His reign is noted for being one of significant social and political change in Scotland.
It was during his time that the knightly culture flourished, feudalism became more prevalent and monasteries were widely established in Scotland while in economic terms, the burgher class began to rise in prominence.
His reign is considered crucial in the consolidation of central authority in Scotland and the implementation of a uniform law.
Alexander III of Scotland was the King of Scotland from 1249 to 1286. Alexander was married to Margaret of England, the daughter of English king Henry III, in 1251 but refused to pay homage to his father-in-law when asked to do so.
A regency ruled Scotland in his place until 1262 when he reached the age of majority and assumed control of the throne.
During his reign, Scotland decisively ended the influence of the Norsemen at the Western Isles of the kingdom.
Although he ruled as a powerful monarch, he did early at the age of 44 and having left no male heir, the power vacuum in his wake left Scotland in the middle of political turmoil.
Robert the Bruce reigned as the King of the Scots from 1306 until 1329. He ascended the Scottish throne a time when the English crown was actively involved in the Scottish affairs.

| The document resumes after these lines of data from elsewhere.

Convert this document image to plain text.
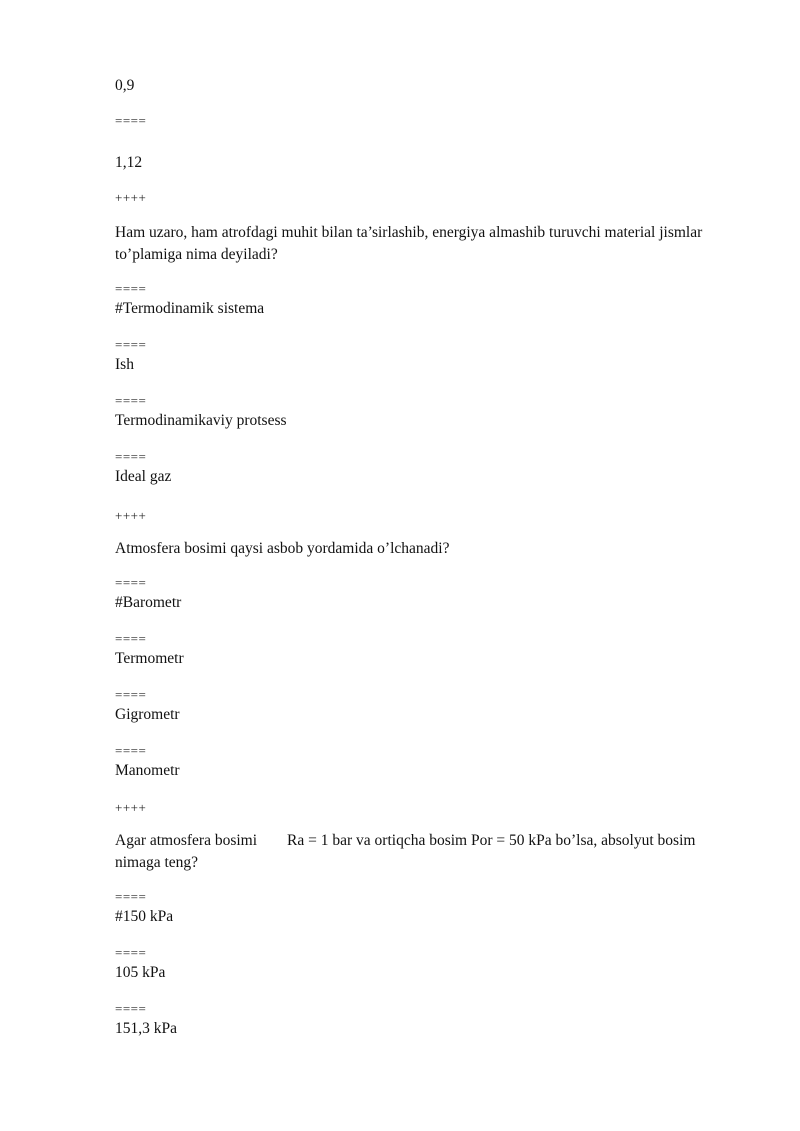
0,9

====

1,12

++++

Ham uzaro, ham atrofdagi muhit bilan ta’sirlashib, energiya almashib turuvchi material jismlar

to’plamiga nima deyiladi?

====

#Termodinamik sistema

====

Ish

====

Termodinamikaviy protsess

====

Ideal gaz

++++

Atmosfera bosimi qaysi asbob yordamida o’lchanadi?

====

#Barometr

====

Termometr

====

Gigrometr

====

Manometr

++++

Agar atmosfera bosimi Ra = 1 bar va ortiqcha bosim Por = 50 kPa bo’lsa, absolyut bosim

nimaga teng?

====

#150 kPa

====

105 kPa

====

151,3 kPa
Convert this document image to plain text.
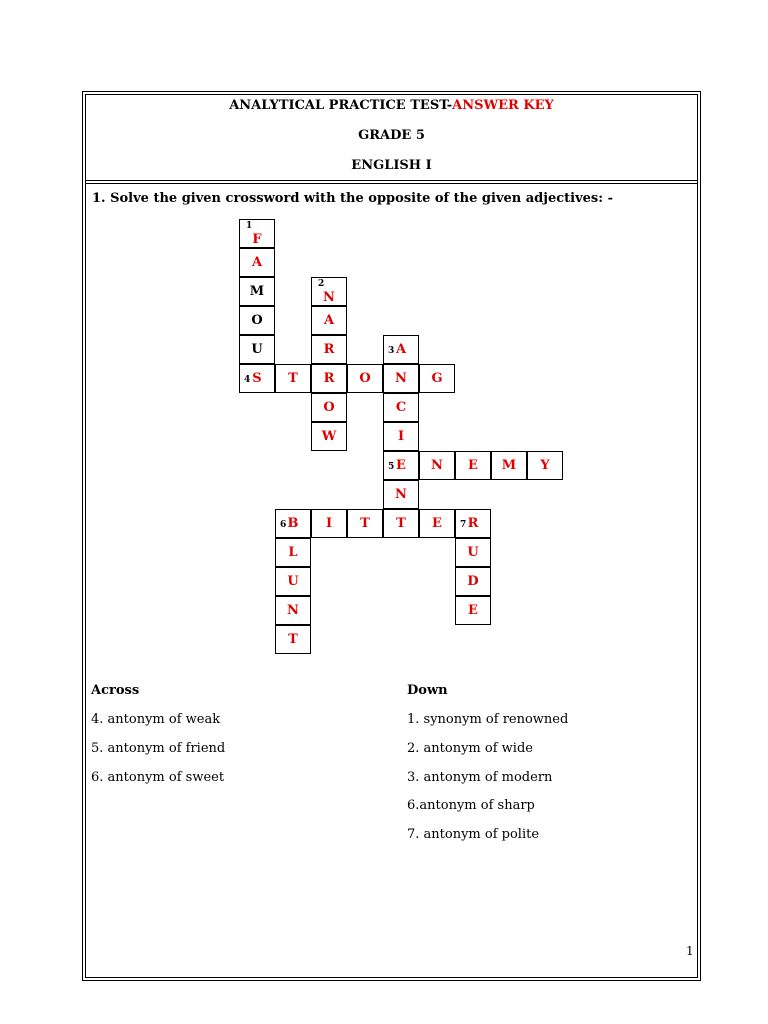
ANALYTICAL PRACTICE TEST-ANSWER KEY
GRADE 5
ENGLISH I
1. Solve the given crossword with the opposite of the given adjectives: -
1
F
A
M
O
U
4 S	T	R	O	N	G
2
N
A
R
O
W
3 A
C
I
5 E	N	E	M	Y
N
6 B	I	T	T	E	7 R
L
U
N
T
U
D
E
Across
4. antonym of weak
5. antonym of friend
6. antonym of sweet
Down
1. synonym of renowned
2. antonym of wide
3. antonym of modern
6.antonym of sharp
7. antonym of polite
1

He was consequently involved in the First War of Scottish Independence. Although he was defeated by Edward I’s force in 1307, he assumed guerrilla warfare tactics very successfully and after consolidating his power in Scotland and disabling English allies in the kingdom, he had gained control over most of Scotland by 1314.
In 1314, he defeated a significantly sizable army of Edward II of England and effectively secured the independence of Scotland from England. In Scottish history, Robert the Bruce is viewed as a national hero and one of the most formidable Scottish warriors of the age.